Depuis, chaque état de l'Europe a eu des intérêts de Commerce, & a cherché à les aggrandir respectivement à ses forces ou à celles de ses voisins, tandis que la France, l'Angleterre & la Hollande, se disputent le Commerce général.

La France à qui la Nature a donné un superflu considérable, semble s'occuper plus particulierement du commerce de luxe.

L'Angleterre, quoique très - riche, craint toûjours la pauvreté, ou feint de la craindre; elle ne néglige aucune espece de profit, aucuns moyens de fournir aux besoins des autres nations; elle voudroit seule y pourvoir, tandis qu'elle diminue sans cesse les siens.

La Hollande supplée par la vente exclusive des épiceries à la médiocrite de ses autres productions naturelles; son objet est d'enlever avec oeconomie celles de tous les, peuples pour les répandre avec profit. Elle est plus jalouse qu'aucun autre état de la concurrence des étrangers, parce que son commerce ne subsiste que par la destruction de celui des autres nations.

L'histoire du Commerce nous présente trois reflexions importantes.

1°. On y a vû des peuples suppléer par l'industrie au défaut des productions de la terre, & posséder plus de richesses de convention, que ceux qui étoient propriétaires des richesses naturelles. Mais cette industrie consistoit toûjours à distribuer dans chaque pays les richesses naturelles dont il étoit dépourvû; & réciproquement sans industrie aucun peuple n'a possédé abondamment l'or & l'argent qui sont les richesses de convention.

2°. Un peuple perd insensiblement son commerce, s'il ne fait pas tout celui qu'il pourroit entreprendre. En effet toute branche de Commerce suppose un besoin, soit réel, soit d'opinion; son profit dor ne les moyens d'une autre entreprise; & rien n'est si dangereux que de forcer d'autres peuples à se procurer eux - mêmes leurs besoins, ou à y suppléer. L'on a toûjours vû les prodiges de l'industrie éclorre du sein de la nécessité; les grands efforts qu'elle occasionne sont semblables au cours d'un torrent impétueux, dont les eaux luttent avec violence contre les digues qui les resserrent, les renversent à la fin, & se répandent dans les plaines.

3°. Une grande population est inseparable d'un grand commerce, dont le passage est toûjours marqué par l'opulence. Il est constant que les commodités de la vie sont pour les hommes l'attrait le plus puissant. Si l'on suppose un peuple commerçant environné de peuples qui ne le sont pas, le premier aura bien - tôt tous les étrangers auxquels son commerce pourra donner un travail & un salaire.

Ces trois réflexions nous indiquent les principes du Commerce dans un corps politique en particulier. L'Agriculture & l'industrie en sont l'essence; leur union est telle, que si l'une l'emporte sur l'autre, elle vient à se détruire elle - même.
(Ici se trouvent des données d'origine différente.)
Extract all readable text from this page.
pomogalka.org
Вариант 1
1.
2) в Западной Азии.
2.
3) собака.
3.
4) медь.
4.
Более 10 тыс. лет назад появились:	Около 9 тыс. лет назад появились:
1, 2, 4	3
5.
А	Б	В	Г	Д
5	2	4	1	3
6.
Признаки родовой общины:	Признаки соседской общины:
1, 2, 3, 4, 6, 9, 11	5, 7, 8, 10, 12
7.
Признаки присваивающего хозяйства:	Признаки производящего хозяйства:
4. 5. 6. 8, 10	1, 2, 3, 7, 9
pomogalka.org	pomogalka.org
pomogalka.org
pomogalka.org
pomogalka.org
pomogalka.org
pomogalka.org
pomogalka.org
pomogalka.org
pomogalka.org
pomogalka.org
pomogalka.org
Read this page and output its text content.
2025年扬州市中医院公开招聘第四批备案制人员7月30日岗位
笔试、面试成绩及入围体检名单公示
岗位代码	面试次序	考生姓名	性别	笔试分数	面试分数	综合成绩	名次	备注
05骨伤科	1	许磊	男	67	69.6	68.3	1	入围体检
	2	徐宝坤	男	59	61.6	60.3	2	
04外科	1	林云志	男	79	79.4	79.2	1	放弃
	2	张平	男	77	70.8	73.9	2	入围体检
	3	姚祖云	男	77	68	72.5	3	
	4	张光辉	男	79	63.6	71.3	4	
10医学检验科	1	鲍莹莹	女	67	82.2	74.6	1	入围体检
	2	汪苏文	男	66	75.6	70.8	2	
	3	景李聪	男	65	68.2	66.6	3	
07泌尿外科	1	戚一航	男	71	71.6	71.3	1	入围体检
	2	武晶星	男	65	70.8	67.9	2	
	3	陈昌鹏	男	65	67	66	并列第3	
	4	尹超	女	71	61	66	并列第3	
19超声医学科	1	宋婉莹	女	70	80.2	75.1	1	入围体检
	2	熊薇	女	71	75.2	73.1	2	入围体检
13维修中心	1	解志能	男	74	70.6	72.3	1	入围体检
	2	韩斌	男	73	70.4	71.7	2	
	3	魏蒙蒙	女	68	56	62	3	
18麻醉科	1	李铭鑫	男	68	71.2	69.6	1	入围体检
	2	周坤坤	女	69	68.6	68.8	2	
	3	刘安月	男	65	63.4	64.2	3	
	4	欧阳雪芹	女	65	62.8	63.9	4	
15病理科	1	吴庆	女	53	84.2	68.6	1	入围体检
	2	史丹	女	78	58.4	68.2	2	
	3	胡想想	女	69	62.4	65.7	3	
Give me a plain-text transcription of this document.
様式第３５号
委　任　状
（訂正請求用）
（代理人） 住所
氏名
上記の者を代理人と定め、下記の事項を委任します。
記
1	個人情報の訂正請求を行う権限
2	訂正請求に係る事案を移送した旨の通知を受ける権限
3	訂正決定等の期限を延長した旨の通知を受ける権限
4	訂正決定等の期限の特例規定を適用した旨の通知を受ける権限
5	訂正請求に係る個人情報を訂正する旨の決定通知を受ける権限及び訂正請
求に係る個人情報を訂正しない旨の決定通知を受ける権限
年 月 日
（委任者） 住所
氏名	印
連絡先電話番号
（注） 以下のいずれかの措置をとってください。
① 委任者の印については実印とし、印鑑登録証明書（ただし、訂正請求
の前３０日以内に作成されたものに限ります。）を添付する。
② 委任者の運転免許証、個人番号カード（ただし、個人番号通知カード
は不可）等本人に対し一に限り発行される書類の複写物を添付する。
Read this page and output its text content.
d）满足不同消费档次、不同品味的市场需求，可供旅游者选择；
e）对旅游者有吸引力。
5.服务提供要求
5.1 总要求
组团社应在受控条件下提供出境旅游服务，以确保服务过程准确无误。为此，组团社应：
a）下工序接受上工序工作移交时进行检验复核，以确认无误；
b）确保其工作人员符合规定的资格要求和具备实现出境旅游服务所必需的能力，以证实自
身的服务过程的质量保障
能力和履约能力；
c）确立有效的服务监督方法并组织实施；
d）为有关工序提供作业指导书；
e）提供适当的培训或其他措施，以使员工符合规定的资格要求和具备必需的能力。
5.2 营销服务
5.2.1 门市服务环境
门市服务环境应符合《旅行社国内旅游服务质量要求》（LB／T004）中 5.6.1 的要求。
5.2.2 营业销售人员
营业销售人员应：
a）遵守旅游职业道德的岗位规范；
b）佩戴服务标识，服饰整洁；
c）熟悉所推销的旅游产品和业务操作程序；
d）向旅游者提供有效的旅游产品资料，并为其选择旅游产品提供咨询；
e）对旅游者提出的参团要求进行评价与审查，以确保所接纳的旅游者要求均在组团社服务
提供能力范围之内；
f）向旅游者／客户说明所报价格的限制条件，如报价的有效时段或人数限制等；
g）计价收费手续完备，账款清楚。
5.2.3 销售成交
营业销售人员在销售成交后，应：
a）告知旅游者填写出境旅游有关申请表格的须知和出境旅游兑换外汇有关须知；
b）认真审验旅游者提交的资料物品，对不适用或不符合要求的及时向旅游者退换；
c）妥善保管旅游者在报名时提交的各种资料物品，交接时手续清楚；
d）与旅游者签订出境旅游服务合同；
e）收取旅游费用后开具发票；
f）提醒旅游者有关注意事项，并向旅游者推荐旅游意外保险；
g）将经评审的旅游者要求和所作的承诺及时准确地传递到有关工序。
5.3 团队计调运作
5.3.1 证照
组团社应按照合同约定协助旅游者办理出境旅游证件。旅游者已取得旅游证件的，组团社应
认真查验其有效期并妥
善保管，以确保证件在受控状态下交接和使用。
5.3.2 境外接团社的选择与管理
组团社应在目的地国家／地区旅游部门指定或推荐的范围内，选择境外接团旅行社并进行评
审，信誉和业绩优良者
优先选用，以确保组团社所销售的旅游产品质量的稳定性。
Sans l'industrie, les fruits de la terre n'auront point de valeur; si l'Agriculture est négligée, les sources du Commerce sont taries.

L'objet du Commerce dans un état est d'entretenir dans l'aisance par le travail le plus grand nombre d'hommes qu'il est possible. L'Agriculture & l'industrie sont les seuls moyens de subsister: si l'une & l'autre sont avantageuses à celui qu'elles occupent, on ne manquera jamais d'hommes.

L'effet du Commerce est de revêtir un corps politique de toute la force qu'il est capable de recevoir. Cette force consiste dans la population que lui attirent ses richesses politiques, c'est - à - dire réelles & relatives tout à la sois.

La richesse réelle d'un état est le plus grand degré d'indépendance où il est des autres états pour ses besoins, & le plus grand superflu qu'il a à exporter. Sa richesse relative dépend de la quantité des richesses de convention que lui attire son commerce, comparée avec la quantité des mêmes richesses que le Commerce attire dans les états voisins. C'est la combinaison de ces richesses réelles & relatives qui constitue l'art & la science de l'administration du Commerce politique.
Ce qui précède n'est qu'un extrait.